Development of Computational Framework for Store Separation From Cavities

Abstract

tore separation is an active and safety-critical area of research. Before the 1960s, experimentation was considered the only potent way to predict the store separation trajectory. Later, the requirements of store-separation analysis at transonic and supersonic speed pushed the scientific community to explore alternative and more affordable ways of investigation. The maturity of computational resources has paved the way to investigate versatile solutions. This thesis study has been divided into three parts. First, the EGLIN test case’s validation study using Chimera/Overset grid methodology is performed. Three-dimensional Unsteady Reynolds’s Average Navier Stokes equations are solved with a Realizable k- turbulence model. The position, angular orientation, and surface pressure distribution of store results are compared with experimental data, and all the results are in good agreement.

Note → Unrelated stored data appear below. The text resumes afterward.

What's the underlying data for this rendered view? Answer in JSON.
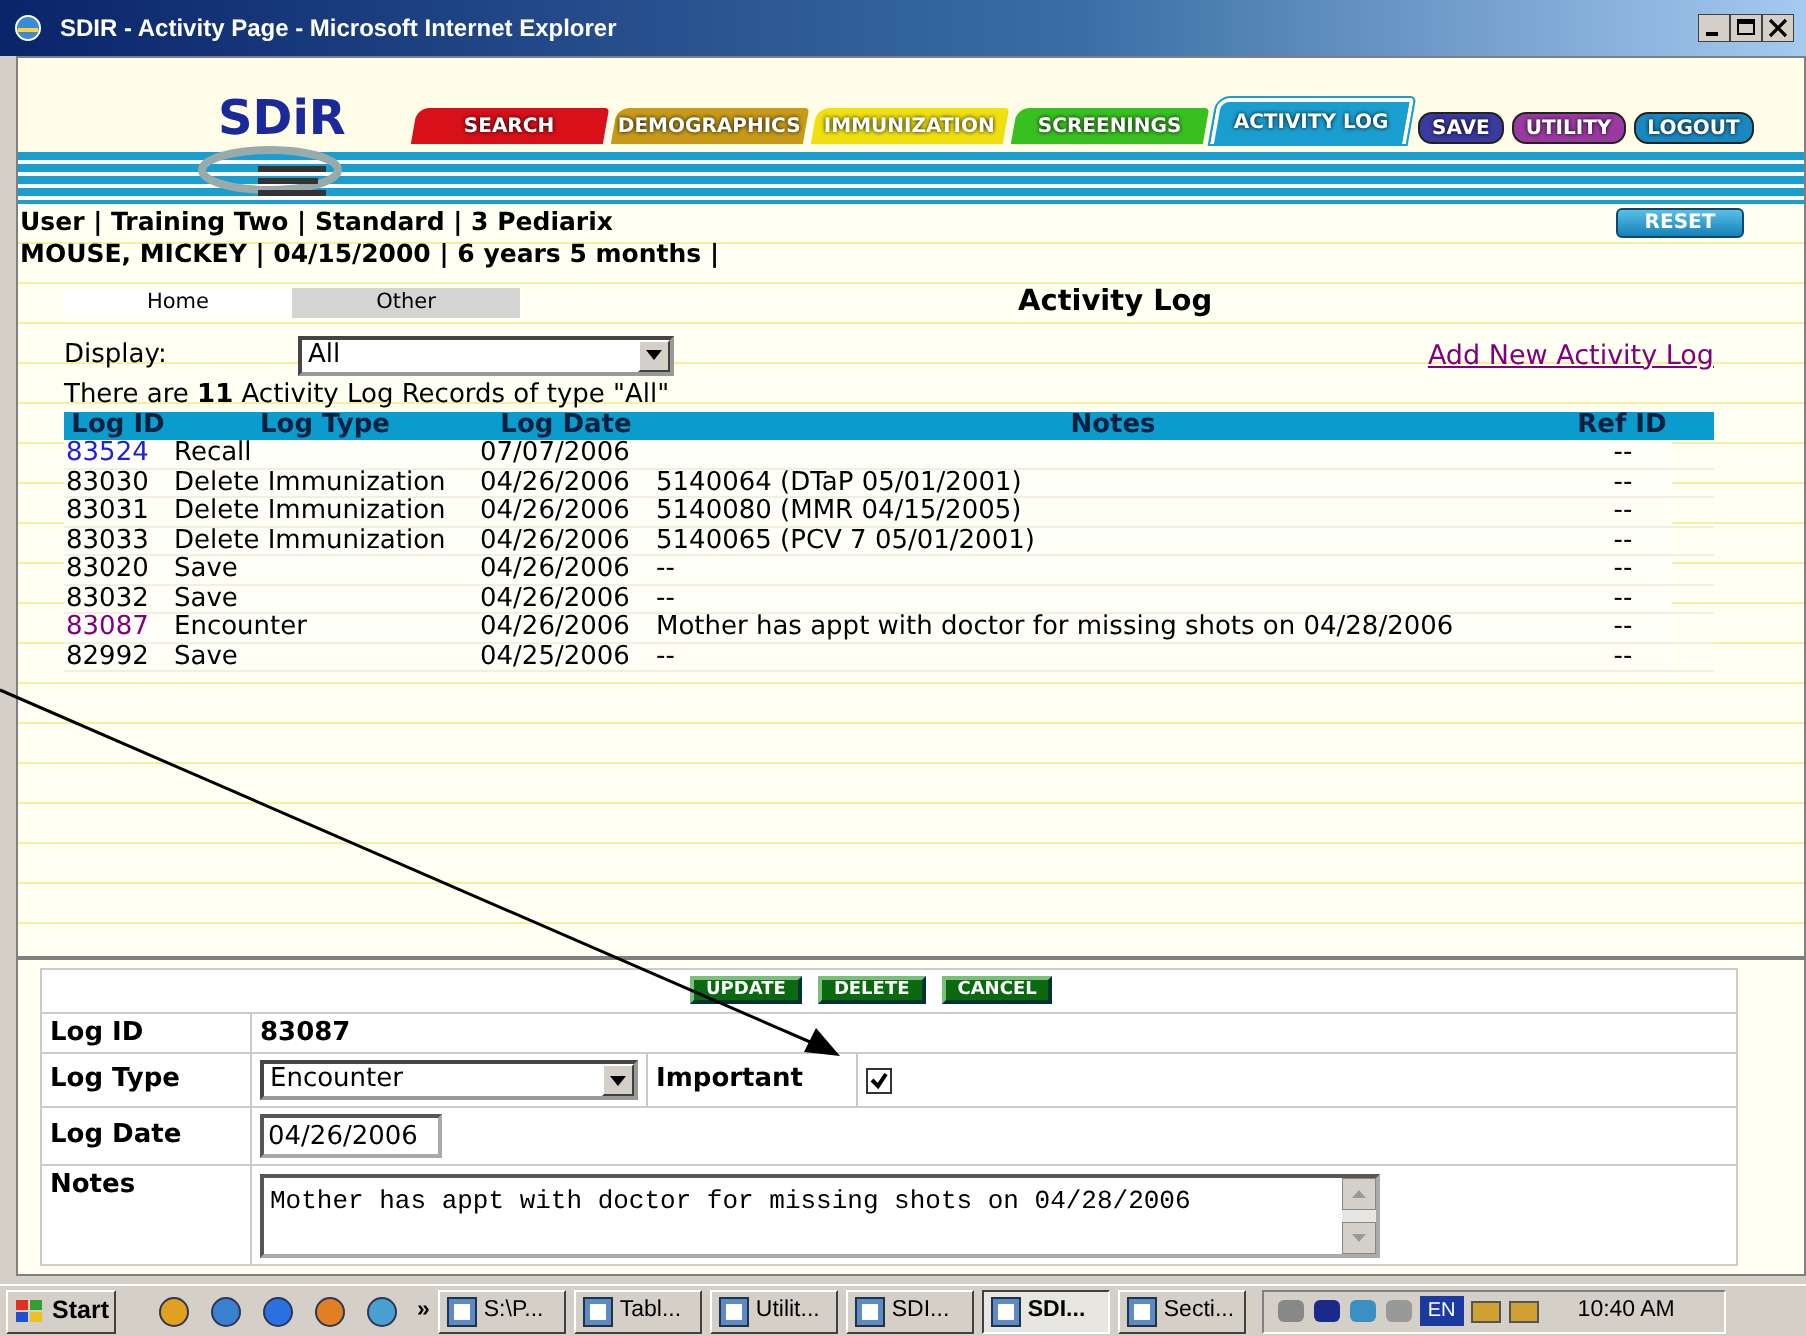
{
  "window": {
    "title": "SDIR - Activity Page - Microsoft Internet Explorer"
  },
  "logo": {
    "text": "SDiR"
  },
  "nav_tabs": [
    {
      "label": "SEARCH",
      "color": "#d8101a",
      "selected": false,
      "kind": "tab"
    },
    {
      "label": "DEMOGRAPHICS",
      "color": "#c89a18",
      "selected": false,
      "kind": "tab"
    },
    {
      "label": "IMMUNIZATION",
      "color": "#f0e010",
      "selected": false,
      "kind": "tab"
    },
    {
      "label": "SCREENINGS",
      "color": "#38c020",
      "selected": false,
      "kind": "tab"
    },
    {
      "label": "ACTIVITY LOG",
      "color": "#1a9ed0",
      "selected": true,
      "kind": "tab"
    },
    {
      "label": "SAVE",
      "color": "#3a3aa0",
      "selected": false,
      "kind": "button"
    },
    {
      "label": "UTILITY",
      "color": "#9a3aa0",
      "selected": false,
      "kind": "button"
    },
    {
      "label": "LOGOUT",
      "color": "#1a88c0",
      "selected": false,
      "kind": "button"
    }
  ],
  "user_info": [
    "User | Training Two | Standard | 3 Pediarix",
    "MOUSE, MICKEY | 04/15/2000 | 6 years 5 months |"
  ],
  "reset_button": "RESET",
  "sub_tabs": [
    {
      "label": "Home",
      "selected": true
    },
    {
      "label": "Other",
      "selected": false
    }
  ],
  "page_title": "Activity Log",
  "display": {
    "label": "Display:",
    "value": "All"
  },
  "add_link": "Add New Activity Log",
  "record_count": "There are **11** Activity Log Records of type \"All\"",
  "table": {
    "columns": [
      "Log ID",
      "Log Type",
      "Log Date",
      "Notes",
      "Ref ID"
    ],
    "rows": [
      {
        "log_id": "83524",
        "kind": "link",
        "log_type": "Recall",
        "log_date": "07/07/2006",
        "notes": "",
        "ref_id": "--"
      },
      {
        "log_id": "83030",
        "kind": "plain",
        "log_type": "Delete Immunization",
        "log_date": "04/26/2006",
        "notes": "5140064 (DTaP 05/01/2001)",
        "ref_id": "--"
      },
      {
        "log_id": "83031",
        "kind": "plain",
        "log_type": "Delete Immunization",
        "log_date": "04/26/2006",
        "notes": "5140080 (MMR 04/15/2005)",
        "ref_id": "--"
      },
      {
        "log_id": "83033",
        "kind": "plain",
        "log_type": "Delete Immunization",
        "log_date": "04/26/2006",
        "notes": "5140065 (PCV 7 05/01/2001)",
        "ref_id": "--"
      },
      {
        "log_id": "83020",
        "kind": "plain",
        "log_type": "Save",
        "log_date": "04/26/2006",
        "notes": "--",
        "ref_id": "--"
      },
      {
        "log_id": "83032",
        "kind": "plain",
        "log_type": "Save",
        "log_date": "04/26/2006",
        "notes": "--",
        "ref_id": "--"
      },
      {
        "log_id": "83087",
        "kind": "visited_link",
        "log_type": "Encounter",
        "log_date": "04/26/2006",
        "notes": "Mother has appt with doctor for missing shots on 04/28/2006",
        "ref_id": "--"
      },
      {
        "log_id": "82992",
        "kind": "plain",
        "log_type": "Save",
        "log_date": "04/25/2006",
        "notes": "--",
        "ref_id": "--"
      }
    ]
  },
  "form": {
    "buttons": [
      "UPDATE",
      "DELETE",
      "CANCEL"
    ],
    "log_id": {
      "label": "Log ID",
      "value": "83087"
    },
    "log_type": {
      "label": "Log Type",
      "value": "Encounter"
    },
    "important": {
      "label": "Important",
      "checked": true
    },
    "log_date": {
      "label": "Log Date",
      "value": "04/26/2006"
    },
    "notes": {
      "label": "Notes",
      "value": "Mother has appt with doctor for missing shots on 04/28/2006"
    }
  },
  "taskbar": {
    "start": "Start",
    "more": "»",
    "tasks": [
      {
        "label": "S:\\P...",
        "selected": false
      },
      {
        "label": "Tabl...",
        "selected": false
      },
      {
        "label": "Utilit...",
        "selected": false
      },
      {
        "label": "SDI...",
        "selected": false
      },
      {
        "label": "SDI...",
        "selected": true
      },
      {
        "label": "Secti...",
        "selected": false
      }
    ],
    "language": "EN",
    "clock": "10:40 AM"
  }
}
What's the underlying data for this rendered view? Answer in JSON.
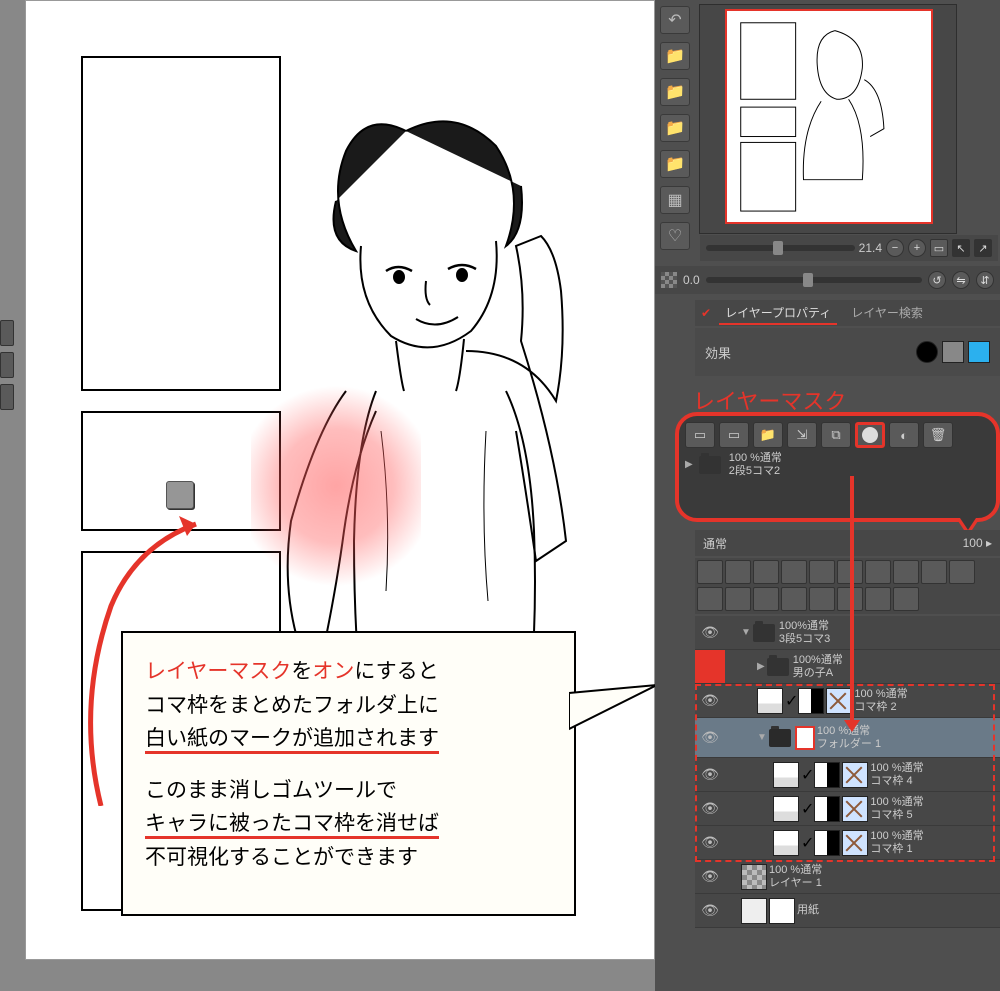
{
  "navigator": {
    "zoom": "21.4"
  },
  "brush": {
    "size": "0.0"
  },
  "palette_tabs": {
    "layer_property": "レイヤープロパティ",
    "layer_search": "レイヤー検索"
  },
  "effect": {
    "label": "効果"
  },
  "annotation": {
    "layer_mask_label": "レイヤーマスク"
  },
  "mask_callout": {
    "opacity_line1": "100 %通常",
    "opacity_line2": "2段5コマ2"
  },
  "layer_panel": {
    "blend_mode": "通常",
    "opacity": "100"
  },
  "layers": {
    "l1": {
      "mode": "100%通常",
      "name": "3段5コマ3"
    },
    "l2": {
      "mode": "100%通常",
      "name": "男の子A"
    },
    "l3": {
      "mode": "100 %通常",
      "name": "コマ枠 2"
    },
    "l4": {
      "mode": "100 %通常",
      "name": "フォルダー 1"
    },
    "l5": {
      "mode": "100 %通常",
      "name": "コマ枠 4"
    },
    "l6": {
      "mode": "100 %通常",
      "name": "コマ枠 5"
    },
    "l7": {
      "mode": "100 %通常",
      "name": "コマ枠 1"
    },
    "l8": {
      "mode": "100 %通常",
      "name": "レイヤー 1"
    },
    "l9": {
      "name": "用紙"
    }
  },
  "note": {
    "s1a": "レイヤーマスク",
    "s1b": "を",
    "s1c": "オン",
    "s1d": "にすると",
    "s2": "コマ枠をまとめたフォルダ上に",
    "s3": "白い紙のマークが追加されます",
    "s4": "このまま消しゴムツールで",
    "s5": "キャラに被ったコマ枠を消せば",
    "s6": "不可視化することができます"
  }
}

Second, a generic stores separation from cavity was carried out, and also the effects of passive flow control devices on the leading edge of the generic cavity are explored. The shear layer and the flow patterns inside the cavities due to flow-control devices are studied. Large-eddy simulations are performed to precisely capture the vortex dynamics. The scenarios considered include a no control device (NCD), rectangular flat-plate control device (RCD), and perforated flat-plate control device (PCD). Third, the efficacy of simulated passive flow control techniques on store separation trajectories is compared. The results indicate that RCD and PCD effectively suppress the pitch-up tendency of the store during separation. However, RCD demonstrated a significant hinge moment, thereby indicating the requirement of a high-torque generating actuator. PCD can be considered as a decent compromise between the store’s pitching moment and hinge-moment.